Этот пассивный объект, жизнь которого поддерживается искусственно, но в любой момент может замереть, по всей видимости, не может исполнить наши желания. Однако он и не вовсе бесполезен: конституировать ирреальный объект — значит на мгновение обмануть эти желания, чтобы затем придать им еще большую остроту, подобно тому как морская вода только усиливает жажду. Если я пожелаю увидеть своего друга, я заставлю его предстать передо мной ирреально. Таким способом я разыграю
утоление своих желаний. Но такое утоление остается всего лишь разыгранным, ведь на самом деле, реально, моего друга здесь нет. Я ничего не даю желанию; более того, именно желание, по большей части, конституирует объект: по мере того как оно проецирует перед собой ирреальный объект, он определяется в качестве желаемого. Сначала я желаю видеть только самого Пьера. Но мое желание перерастает в желание увидеть определенную улыбку, определенное выражение лица. Таким образом, оно и ограничивается и усиливается одновременно, причем ирреальный объект, по крайней мере в том, что касается его фактического вида, как раз и знаменует собой ограничение и усиление этого желания. Стало быть, это только мираж, и желание в образном акте питается самим собой. Если быть более точным, объект в образе есть нечто недостающее', он вырисовывается в пустоте. Белая стена в образе есть та белая стена, которой не хватает в восприятии.Мы не хотим сказать, что Пьер ирреален сам по себе. Это существо из плоти и крови, которое в данный момент находится в своей комнате в Париже. Равным образом реальны и нацеленные на него образные интенции, реален и аффективно-моторный аналог, который они одушевляют. И, по-видимому, вовсе не следует полагать, что существуют два Пьера, — реальный Пьер с улицы Ульм и ирреальный Пьер, являющийся коррелятом моего актуального сознания. Единственный Пьер, которого я знаю и имею в виду, это реальный Пьер, который реально живет в той самой реальной парижской комнате. Именно его я стараюсь вызвать, и именно он мне является. Но является он мне не здесь.

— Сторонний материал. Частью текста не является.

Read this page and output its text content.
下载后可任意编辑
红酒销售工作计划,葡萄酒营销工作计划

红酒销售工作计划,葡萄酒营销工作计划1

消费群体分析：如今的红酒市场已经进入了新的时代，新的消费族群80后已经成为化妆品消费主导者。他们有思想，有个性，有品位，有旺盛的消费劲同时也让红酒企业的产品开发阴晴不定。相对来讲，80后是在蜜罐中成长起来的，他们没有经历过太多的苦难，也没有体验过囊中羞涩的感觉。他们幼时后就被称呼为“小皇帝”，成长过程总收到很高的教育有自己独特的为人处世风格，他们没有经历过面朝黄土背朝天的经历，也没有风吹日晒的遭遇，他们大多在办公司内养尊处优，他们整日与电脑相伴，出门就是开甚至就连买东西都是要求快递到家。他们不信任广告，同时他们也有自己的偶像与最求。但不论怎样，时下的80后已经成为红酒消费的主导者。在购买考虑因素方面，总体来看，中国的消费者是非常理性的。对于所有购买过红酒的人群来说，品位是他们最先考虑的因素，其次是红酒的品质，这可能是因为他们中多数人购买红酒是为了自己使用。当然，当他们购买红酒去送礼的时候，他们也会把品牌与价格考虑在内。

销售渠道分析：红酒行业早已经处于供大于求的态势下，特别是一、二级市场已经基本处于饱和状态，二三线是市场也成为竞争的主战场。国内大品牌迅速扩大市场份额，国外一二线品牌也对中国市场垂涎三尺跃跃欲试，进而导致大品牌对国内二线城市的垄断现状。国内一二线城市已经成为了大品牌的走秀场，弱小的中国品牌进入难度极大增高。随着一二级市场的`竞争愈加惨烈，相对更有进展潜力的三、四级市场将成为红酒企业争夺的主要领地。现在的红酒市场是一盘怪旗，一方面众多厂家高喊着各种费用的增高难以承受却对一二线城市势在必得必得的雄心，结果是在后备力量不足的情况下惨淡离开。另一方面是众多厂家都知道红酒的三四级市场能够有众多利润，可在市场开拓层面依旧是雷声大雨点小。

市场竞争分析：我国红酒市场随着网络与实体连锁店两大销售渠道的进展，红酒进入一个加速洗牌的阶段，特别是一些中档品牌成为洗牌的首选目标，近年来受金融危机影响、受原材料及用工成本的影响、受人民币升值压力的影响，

Его нет в той комнате, где я пишу эти строки. Он является мне в своей реальной комнате, в той комнате, где реально находится. Так что же, скажут нам, ничего ирреального уже не осталось? Нужно условиться о следующем: реальный Пьер и его реальная комната, как они расположены в Париже в трехстах реальных километрах от моего реального местопребывания, уже не суть таковые, когда они являются мне в настоящий момент. Даже если, вызывая в памяти образ Пьера, я говорю себе: «Жаль, что его здесь нет», не следует думать, что я делаю различие между Пьером в образе и Пьером из плоти и крови. Есть лишь один Пьер, и этого-то последнего как раз здесь и нет; не быть здесь — таково его существенное качество: в какой-то момент Пьер оказывается дан мне находящимся на улице Д, то есть отсутствующим. И это свойственное Пьеру отсутствование (absenteisme), которое я непосредственно воспринимаю и которое конституирует сущностную структуру моего образа, как раз и является тем оттенком, который окрашивает его целиком; именно это мы называем его ирреальностью.Вообще говоря, ирреальна не только сама материя объекта: этой ирреальности присущи все определения пространства и времени, которым он подчинен.